よしっと意気込む私。しかし、そんな私とは対照的にラックは急に声のトーンを落とした。
「けど、今はやめておいた方がいいかもね」
「え?」
その発言に私は思わず首を傾げる。
「どうしてですか?」
「着けばきっとすぐに分かるよ」
不審に思い尋ねれば何やら意味有りげな返答が返って来る。そんな言い方をされたら逆に気になってしまうのだが。
「それよりもハル」
けれどもそれを問うよりも先に、ラックは先程の笑顔とは打って変わり真剣な顔をして私を見た。
「何でしょうか?ラックさん?」
「それ」
「へ?」
「その“ラックさん”ってのは今後禁止ね」
「え?何でですか?」
唐突なラックの指摘に私は再び首を傾げる。ラックはピシッと指を立ててその理由を口にした。
「昨日言ったでしょ、俺達は一応“兄妹”って事になってるって」
「あ、そうだった……」
言われてはたと思い出す。
そう言えば、今はそういう事になっているのだった。
「普通、兄妹同士で敬語なんて使わないんだし、俺の事もラックでいいよ」
「わ、分かりました」
私はぎこちなく頷いた。
船に乗る為の口実とはいえ、異世界で突然出来た兄妹。兄。
どうにも妙な感じがしてならない。
一人っ子である私には尚更そう感じてしまう。
しかし、今後の船での生活、そして異世界での身分の保証の為にも兄妹としての演技は必須。少しでも疑われるような事があれば、せっかく船に乗れるように取り計らってくれたラックに迷惑が掛かってしまうのだから。

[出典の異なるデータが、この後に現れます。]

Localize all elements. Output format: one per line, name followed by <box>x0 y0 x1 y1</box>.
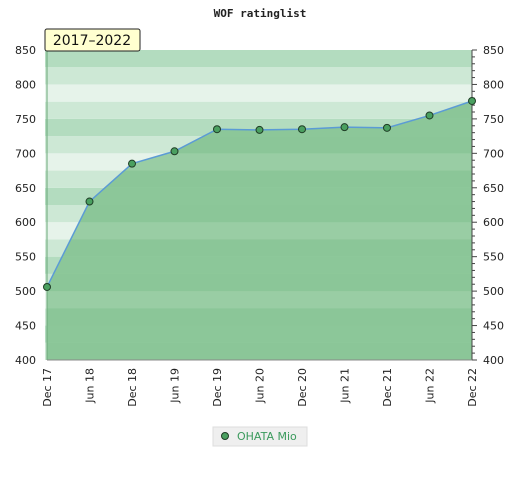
data-point[interactable] <box>340 123 349 132</box>
data-point[interactable] <box>85 197 94 206</box>
y-tick-label-right: 650 <box>483 182 504 195</box>
rating-area <box>47 100 472 360</box>
x-tick-label: Jun 18 <box>84 368 97 404</box>
area-stripe <box>47 239 472 257</box>
y-tick-label-left: 700 <box>15 147 36 160</box>
legend-marker-icon <box>221 432 229 440</box>
y-tick-label-right: 800 <box>483 78 504 91</box>
x-tick-label: Dec 20 <box>296 368 309 407</box>
y-tick-label-left: 750 <box>15 113 36 126</box>
x-tick-label: Dec 19 <box>211 368 224 407</box>
x-tick-label: Jun 20 <box>254 368 267 404</box>
area-stripe <box>47 205 472 223</box>
y-tick-label-right: 700 <box>483 147 504 160</box>
legend-label: OHATA Mio <box>237 430 297 443</box>
data-points <box>43 96 476 291</box>
background-band <box>45 84 472 102</box>
x-tick-label: Jun 22 <box>424 368 437 404</box>
legend[interactable]: OHATA Mio <box>212 426 308 447</box>
y-tick-label-left: 600 <box>15 216 36 229</box>
y-tick-label-left: 850 <box>15 44 36 57</box>
y-tick-label-left: 450 <box>15 320 36 333</box>
x-tick-label: Dec 22 <box>466 368 479 407</box>
y-tick-label-left: 800 <box>15 78 36 91</box>
y-tick-label-right: 450 <box>483 320 504 333</box>
data-point[interactable] <box>128 159 136 168</box>
y-tick-label-left: 500 <box>15 285 36 298</box>
area-stripe <box>47 308 472 326</box>
background-band <box>45 101 472 119</box>
x-tick-label: Dec 21 <box>381 368 394 407</box>
axes <box>46 49 477 361</box>
tick-labels: 400 400 450 450 500 500 550 550 600 600 650 650 700 7… <box>15 44 504 407</box>
x-tick-label: Dec 18 <box>126 368 139 407</box>
data-point[interactable] <box>255 125 264 134</box>
data-point[interactable] <box>468 96 476 105</box>
y-tick-label-right: 400 <box>483 354 504 367</box>
y-tick-label-right: 600 <box>483 216 504 229</box>
chart-title: WOF ratinglist <box>214 7 307 20</box>
y-tick-label-left: 400 <box>15 354 36 367</box>
area-stripe <box>47 170 472 188</box>
x-tick-label: Dec 17 <box>41 368 54 407</box>
data-point[interactable] <box>298 125 306 134</box>
y-tick-label-left: 550 <box>15 251 36 264</box>
y-tick-label-right: 500 <box>483 285 504 298</box>
y-tick-label-right: 750 <box>483 113 504 126</box>
period-badge: 2017–2022 <box>44 28 141 52</box>
x-tick-label: Jun 19 <box>169 368 182 404</box>
data-point[interactable] <box>43 282 51 291</box>
period-label: 2017–2022 <box>53 33 131 49</box>
area-stripe <box>47 342 472 360</box>
y-tick-label-right: 850 <box>483 44 504 57</box>
data-point[interactable] <box>383 123 391 132</box>
data-point[interactable] <box>213 125 221 134</box>
background-band <box>45 50 472 68</box>
data-point[interactable] <box>170 147 179 156</box>
y-tick-label-right: 550 <box>483 251 504 264</box>
y-tick-label-left: 650 <box>15 182 36 195</box>
background-band <box>45 67 472 85</box>
data-point[interactable] <box>425 111 434 120</box>
x-tick-label: Jun 21 <box>339 368 352 404</box>
area-stripe <box>47 273 472 292</box>
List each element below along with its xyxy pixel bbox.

「まあ、そんなに気を張らないで。普通にしてればいいんだよ」
私の名前はハル・コール。ラック・コールの妹であり、ラックは私の兄である。肝に銘じるがごとく内心で繰り返し唱えているとラックに苦笑されてしまった。
こうして突然異世界に転移した結果、私に義理の兄妹が出来たのだった。